Before approving a tenfold increase in Haddonfield’s supply of affordable housing — from four to 42 units — Mayor Neal Rochford and the two other members of the borough commission offered a few words.

“I think this is ... achievable,” said the mayor.

“Very reasonable,” Commissioner John Moscatelli said.

“It’s what we need to do,” said Commissioner Jeff Kasko. “We don’t have much of a choice.”

With that, Haddonfield’s governing body on Tuesday concluded a 15-year struggle, including court-ordered negotiations, and voted 3-0 to approve a legally binding settlement with the Fair Share Housing Center. The agreement will dramatically increase the affordable-housing opportunities in a stylishly quaint town of leafy streets, well-tended homes, and well-regarded schools.
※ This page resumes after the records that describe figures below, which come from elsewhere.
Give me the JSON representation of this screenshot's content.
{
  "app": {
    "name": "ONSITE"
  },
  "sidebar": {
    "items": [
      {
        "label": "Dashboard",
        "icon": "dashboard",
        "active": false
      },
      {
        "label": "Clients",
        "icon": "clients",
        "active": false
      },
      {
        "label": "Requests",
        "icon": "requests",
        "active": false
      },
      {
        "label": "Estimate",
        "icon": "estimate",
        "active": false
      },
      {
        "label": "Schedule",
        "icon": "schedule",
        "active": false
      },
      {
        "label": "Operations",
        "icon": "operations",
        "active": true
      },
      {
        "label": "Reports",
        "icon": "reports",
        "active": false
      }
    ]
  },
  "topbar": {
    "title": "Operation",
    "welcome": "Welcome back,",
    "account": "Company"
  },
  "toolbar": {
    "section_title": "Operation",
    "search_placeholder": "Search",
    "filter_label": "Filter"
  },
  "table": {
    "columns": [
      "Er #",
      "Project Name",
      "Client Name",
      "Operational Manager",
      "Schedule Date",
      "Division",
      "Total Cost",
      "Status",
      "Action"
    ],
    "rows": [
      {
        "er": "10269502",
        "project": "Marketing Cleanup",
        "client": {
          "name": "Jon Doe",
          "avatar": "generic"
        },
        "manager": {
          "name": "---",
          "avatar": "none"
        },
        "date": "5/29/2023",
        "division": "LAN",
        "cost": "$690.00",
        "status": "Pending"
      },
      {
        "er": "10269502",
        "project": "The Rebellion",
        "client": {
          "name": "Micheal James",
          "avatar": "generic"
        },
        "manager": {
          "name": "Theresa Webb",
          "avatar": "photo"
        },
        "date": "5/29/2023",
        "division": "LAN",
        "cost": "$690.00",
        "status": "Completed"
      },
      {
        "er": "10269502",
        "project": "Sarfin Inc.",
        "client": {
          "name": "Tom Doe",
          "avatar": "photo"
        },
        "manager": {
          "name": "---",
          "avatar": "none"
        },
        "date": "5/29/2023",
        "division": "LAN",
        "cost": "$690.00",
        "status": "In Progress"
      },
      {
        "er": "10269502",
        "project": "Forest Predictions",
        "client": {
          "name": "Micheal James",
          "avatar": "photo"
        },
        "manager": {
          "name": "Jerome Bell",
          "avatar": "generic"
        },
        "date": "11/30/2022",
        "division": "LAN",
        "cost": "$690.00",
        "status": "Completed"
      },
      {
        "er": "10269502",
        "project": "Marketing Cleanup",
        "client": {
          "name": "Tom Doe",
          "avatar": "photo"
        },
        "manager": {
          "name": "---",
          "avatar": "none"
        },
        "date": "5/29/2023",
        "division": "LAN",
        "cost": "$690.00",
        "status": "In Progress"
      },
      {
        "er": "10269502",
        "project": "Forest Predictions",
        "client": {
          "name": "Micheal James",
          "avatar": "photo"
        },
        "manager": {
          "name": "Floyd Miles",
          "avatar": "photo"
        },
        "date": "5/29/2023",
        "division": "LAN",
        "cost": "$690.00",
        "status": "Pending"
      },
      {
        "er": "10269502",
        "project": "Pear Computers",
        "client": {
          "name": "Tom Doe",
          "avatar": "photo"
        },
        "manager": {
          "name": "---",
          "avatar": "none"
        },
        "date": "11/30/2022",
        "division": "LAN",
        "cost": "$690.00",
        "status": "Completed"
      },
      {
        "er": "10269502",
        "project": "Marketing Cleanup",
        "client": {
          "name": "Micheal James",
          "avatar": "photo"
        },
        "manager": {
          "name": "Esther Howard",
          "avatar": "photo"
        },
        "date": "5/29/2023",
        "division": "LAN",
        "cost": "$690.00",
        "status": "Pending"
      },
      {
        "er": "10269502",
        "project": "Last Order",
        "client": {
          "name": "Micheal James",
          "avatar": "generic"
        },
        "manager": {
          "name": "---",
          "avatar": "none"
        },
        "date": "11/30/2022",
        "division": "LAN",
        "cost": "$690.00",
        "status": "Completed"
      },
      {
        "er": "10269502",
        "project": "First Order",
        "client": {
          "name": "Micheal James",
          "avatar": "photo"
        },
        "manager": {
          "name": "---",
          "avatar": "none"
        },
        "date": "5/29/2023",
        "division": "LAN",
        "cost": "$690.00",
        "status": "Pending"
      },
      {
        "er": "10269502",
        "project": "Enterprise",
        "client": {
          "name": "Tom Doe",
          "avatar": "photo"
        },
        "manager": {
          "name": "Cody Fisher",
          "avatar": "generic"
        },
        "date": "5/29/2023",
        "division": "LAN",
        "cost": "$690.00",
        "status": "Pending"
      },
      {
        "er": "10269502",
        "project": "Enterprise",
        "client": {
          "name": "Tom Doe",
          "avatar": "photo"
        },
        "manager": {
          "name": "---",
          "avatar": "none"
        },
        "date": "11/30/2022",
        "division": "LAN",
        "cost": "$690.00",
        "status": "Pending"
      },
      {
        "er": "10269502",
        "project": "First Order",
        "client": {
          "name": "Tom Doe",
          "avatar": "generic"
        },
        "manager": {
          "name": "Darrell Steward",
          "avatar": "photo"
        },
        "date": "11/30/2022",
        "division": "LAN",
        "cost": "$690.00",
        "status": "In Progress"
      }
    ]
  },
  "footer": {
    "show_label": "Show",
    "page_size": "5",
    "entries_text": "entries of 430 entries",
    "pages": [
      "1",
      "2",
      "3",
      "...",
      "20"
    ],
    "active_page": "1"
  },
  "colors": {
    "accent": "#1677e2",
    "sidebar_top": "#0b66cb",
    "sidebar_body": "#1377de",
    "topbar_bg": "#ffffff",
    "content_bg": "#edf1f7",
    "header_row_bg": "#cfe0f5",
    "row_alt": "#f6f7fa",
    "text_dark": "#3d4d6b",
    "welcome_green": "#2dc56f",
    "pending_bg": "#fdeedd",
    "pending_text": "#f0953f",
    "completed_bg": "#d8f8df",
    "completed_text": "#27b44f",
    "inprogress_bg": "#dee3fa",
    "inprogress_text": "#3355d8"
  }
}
“Haddonfield is one of the most iconic communities in South Jersey,” said Fair Share spokesperson Anthony Campisi.

But if the words from the dais at Tuesday’s commission meeting were about acceptance, if not resignation, there were notes of jubilation among the affordable-housing advocates I spoke to earlier in the day. And it’s worth noting that the commission tabled a related and even more contentious issue — the financial agreement involving the redevelopment of the former Bancroft school property — until April 30.

As part of the Fair Share settlement, the Bancroft site on East Kings Highway would include 10 affordable townhouses for moderate-, lower-, and low-income families and individuals. An additional 28 similarly affordable apartments would be built behind the borough hall in the heart of downtown.

“What this does is give the opportunity for lower-income families, including families living in Camden, to access, if they choose, one of the highest opportunity places in New Jersey,” Kevin Walsh, counsel to the Fair Share Housing Center, said.

“Haddonfield has good schools, safe streets, access to transportation, and a walkable downtown," said Walsh. "Building these units is entirely consistent with the state’s [planning principles]. And we know that when lower-income households have these opportunities, it has transformative effects, such as breaking generational cycles of poverty.”

He also said the agreement with Haddonfield embodies what the Mount Laurel doctrine emerging from successive New Jersey court decisions since 1975 “is, in its purest form, all about”— enabling economically, historically, and intentionally excluded people to have the same housing opportunities available to others.

“Fair housing is a key issue for us,” said Katie Ingersoll, a Collingswood resident active with South Jersey Women for Progressive Change, who congratulated the commission for its vote. The organization, founded days after the 2016 presidential election, has thousands of followers on its Facebook page.

“We believe it is a moral imperative for Haddonfield and other towns like it in the region to take positive, aggressive action,” Ingersoll said.

Several Haddonfield residents at the meeting also had positive things to say about the agreement. Among them was Chris Maynes, who nevertheless also said the settlement may “make it more difficult” to amend plans for the townhouse complex proposed by Bancroft developer Brian O’Neill, who initially sought to build an addiction treatment center on the property.

Maynes, a fierce opponent of the now-defunct rehab plan, said the developer ought to shift the mix among the 80 proposed units toward a greater number of smaller, less expensive townhouses attractive to seniors, and reduce the number of larger ones appealing to families.

“I’m sure we could work that out and still honor [the] agreement,” said Moscatelli.

The Bancroft site has been eyed for years as an ideal spot to build an age-targeted or age-restricted development where empty nesters and other seniors — especially those in the borough — could continue to live. Others continue to be troubled by the likelihood that developments with larger units, conventional as well as affordable, will generate higher school enrollments.

The district is often described as near or at capacity, and the borough school board’s opposition to one aspect of the proposed Bancroft plan is one reason the measure was tabled.

The board issued a statement Feb. 28 criticizing a proposed a payment in lieu of taxes (PILOT) arrangement for the developer. Unlike conventional property taxes, a PILOT enables a municipality and county to split the annual payment, rather than also sharing it with the school district.

The PILOT would mean that residents of the Bancroft development “will not be contributing [money] to our school district’s needs for 30 years,” the statement said.

“We’ve heard loud and clear the concerns of any tax break being given over there at all,” Moscatelli said. “We will not be bringing that same plan back.”

The borough also needs to bear in mind that "the fourth round [of Fair Share obligations] will begin in 2025,” said borough administrator Sharon McCullough.

“It’s 2019. It won’t be long before we’re back at this.”